Sevgili dostlar daha önceki yazımızda Yaratıcı Yıkım tehdidinin teknolojik değişimi nasıl alıkoyduğunu ilginç bir olayla anlatmıştım. Şimdi benzer başka bir hikayeyi anlatmaya çalışacağım. Ayrıca hep merak ettiğim Sanayi devrimi neden Almanya Fransa ya da ne bileyim Çin ya da Osmanlı’da başlamadı da İngiltere’de başladı? Sorusunun cevabına Daron Acemoğlu’nun “Ulusların Düşüşü “ kitabında ulaştım.

1760’larda yeni ve geliştirilmiş mülkiyet hakları, geliştirilmiş alt yapı, değiştirilmiş mali yönetim, finansmana daha kolay erişim, yurt dışındaki tüccarların ve imalatçıların yoğun biçimde korunması etkili olmaya başlıyordu. Bu tarihten sonra patentli buluşların sayısında bir sıçrama oldu ve sanayi devriminin temelini oluşturtacak teknolojik değişim çiçek açmaya başladı. Bir çok faaliyet alanında kendini gösteren inovasyonlar gelişmiş kurumsal çevrenin bir yansımasıydı. Önemli alanlardan biri enerjiydi ve en önemlisi de 1780’lerde James Watt’ın eşsiz fikriyle geliştirilen buhar makinesinin kullanımındaki dönüşümlerdi.

Watt’ın ilk büyük atılımı , buhar için ayrı bir yoğunlaştırma odası oldu. Böylece pistonu tutan silindir bir sınıp bir soğumayacak, sürekli sıcak kalabilecekti.Watt’ın buhar makinesinde devrim yaptığı doğruydu.Ama bunu İngiliz mucit Thomas Newcomen’in ve Fransız fizikçi ve mucit Dionysius Papin’in buluşlarını geliştirerek başarmıştı.

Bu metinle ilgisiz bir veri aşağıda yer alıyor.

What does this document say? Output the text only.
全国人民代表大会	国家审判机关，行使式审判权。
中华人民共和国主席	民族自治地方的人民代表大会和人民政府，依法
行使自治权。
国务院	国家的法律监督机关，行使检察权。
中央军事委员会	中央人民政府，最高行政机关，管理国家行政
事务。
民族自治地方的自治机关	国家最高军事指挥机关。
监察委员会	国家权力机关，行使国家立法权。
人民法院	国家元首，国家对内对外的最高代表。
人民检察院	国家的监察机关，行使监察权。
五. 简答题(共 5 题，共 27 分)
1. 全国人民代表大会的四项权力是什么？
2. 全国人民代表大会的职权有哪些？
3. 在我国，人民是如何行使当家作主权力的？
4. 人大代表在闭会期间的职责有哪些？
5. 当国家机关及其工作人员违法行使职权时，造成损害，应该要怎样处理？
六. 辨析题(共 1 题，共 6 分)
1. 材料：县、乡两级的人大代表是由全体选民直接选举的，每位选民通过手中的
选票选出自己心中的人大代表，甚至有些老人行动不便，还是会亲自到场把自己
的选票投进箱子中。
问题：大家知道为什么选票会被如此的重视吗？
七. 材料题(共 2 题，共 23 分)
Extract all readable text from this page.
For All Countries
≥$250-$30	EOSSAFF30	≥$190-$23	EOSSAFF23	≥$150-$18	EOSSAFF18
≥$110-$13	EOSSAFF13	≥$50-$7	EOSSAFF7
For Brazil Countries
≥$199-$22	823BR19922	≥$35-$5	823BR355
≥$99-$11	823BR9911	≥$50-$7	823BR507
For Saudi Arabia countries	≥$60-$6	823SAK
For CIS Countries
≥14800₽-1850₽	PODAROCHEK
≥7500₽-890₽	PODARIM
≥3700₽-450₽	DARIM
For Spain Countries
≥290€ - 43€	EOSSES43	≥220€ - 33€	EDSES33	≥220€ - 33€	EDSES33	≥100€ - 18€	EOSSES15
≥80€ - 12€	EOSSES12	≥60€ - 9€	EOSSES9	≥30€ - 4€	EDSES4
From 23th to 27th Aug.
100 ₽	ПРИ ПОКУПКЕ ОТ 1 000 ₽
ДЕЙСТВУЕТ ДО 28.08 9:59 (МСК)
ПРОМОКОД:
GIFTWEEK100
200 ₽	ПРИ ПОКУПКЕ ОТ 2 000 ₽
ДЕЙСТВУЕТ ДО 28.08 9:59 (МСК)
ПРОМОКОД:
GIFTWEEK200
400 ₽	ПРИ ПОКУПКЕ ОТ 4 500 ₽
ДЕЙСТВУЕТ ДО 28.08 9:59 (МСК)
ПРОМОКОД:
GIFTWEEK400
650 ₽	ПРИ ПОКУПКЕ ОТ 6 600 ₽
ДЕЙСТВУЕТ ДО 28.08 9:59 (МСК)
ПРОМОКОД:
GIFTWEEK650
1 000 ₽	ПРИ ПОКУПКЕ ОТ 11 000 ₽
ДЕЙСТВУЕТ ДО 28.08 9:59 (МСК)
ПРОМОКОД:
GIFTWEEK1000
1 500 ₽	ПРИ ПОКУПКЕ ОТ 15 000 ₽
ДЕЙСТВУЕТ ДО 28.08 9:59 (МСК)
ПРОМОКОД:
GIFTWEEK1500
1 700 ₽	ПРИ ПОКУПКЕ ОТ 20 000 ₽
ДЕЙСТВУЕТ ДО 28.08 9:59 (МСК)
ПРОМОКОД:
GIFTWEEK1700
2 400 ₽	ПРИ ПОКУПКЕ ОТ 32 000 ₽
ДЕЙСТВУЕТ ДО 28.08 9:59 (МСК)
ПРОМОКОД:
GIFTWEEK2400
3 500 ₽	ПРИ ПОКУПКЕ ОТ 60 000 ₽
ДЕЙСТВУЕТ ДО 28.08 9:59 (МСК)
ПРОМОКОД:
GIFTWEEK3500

Papin’in buluşunun hikayesi, sömürücü kurumlarda YARATICI YIKIM tehdidinin teknolojik değişimi nasıl alıkoyduğuna başka bir örnektir. Papin 1679’da özle tipte bir buhar kazanı ( steam digester) tasarımı gerçekleşti.1690’da bunu bir pistonlu motora dönüştürdü. 1705’te dünyanın ilk buharlı gemisini yapmak için bu ilkel motoru kullandı. Papin o sıralarda Almanya’nın Kastel kentinde Marburg Üniveristesi’nde Matematik profesörüydü. Buharlı gemiyle Fulda Nehri’nden Weser Nehri’ne geçmeye karar verdi. Bu yolculuğu yapan gemiler Münden şehrinde durmak zorundaydı. O zamanlar Fulda ve Weser’deki nehir trafiği bir sandalcılar locasının tekelindeydi. Büyük ihtimalle Papin bir sorun çıkabileceğini hissetmişti. Arkadaşı ve akıl hocası ünlü Alman fizikçi Gottfried Leibniz, Kassel seçim kurulu Üyesi’ne Papin’in Kassel’den “…rahatsız edilmeden …” geçmesine izin verilmesi için bir dilekçe yazdı. Ancak Leibniz’in dilekçesi sert bir cevapla geri çevrildi: “ Seçim Kurulu Üyeleri dilekçedeki talebin onaylanmasında ciddi engeller gördüler ve herhangi bir gerekçe sunmadan sonuç olarak bu talebin Yüce Seçim Kurulu Üyeleri tarafından kabul edilmediğine dair kararlarını size bildirmemi istedir.”

Papin yine de yolculuğa çıktı. Buharlı gemisi Münden’e ulaştığında sandalcılar locası gemiye el konulması için yerel yargıca başvurdu ancak başarısız oldu. Sandalcılar Papin’in gemisine saldırıp gemiyi ve buhar makinesini parçaladılar. Papin yoksul biri olarak öldü ve bir mezar taşı bile bulunmuyor. Papin, Tudor ya da Stuart İngiltere’sinde de belki benzer düşmanca tavırla karşı karşıya kalacaktı ama bu durum 1688’den sonra değişmişti. Papin aslında gemisi parçalanmasa onunla Londra’ya kadar girmeyi hedefliyordu.

Gelelim sorumuza.Sanayi devrimi neden İngiltere’de başladı? Daron Acemoğlu bu soruya İngiliz kurumlarının kapsayıcı doğası olarak cevap vermektedir. İngiltere’nin benzeri olamayan kapsayıcı ekonomik kurumlara sahip olmasıdır diye devam ediyor. Daha fazla ayrıntı ve bilgi isteyenler dostların bu kitabı okumasını tavsiye ederim.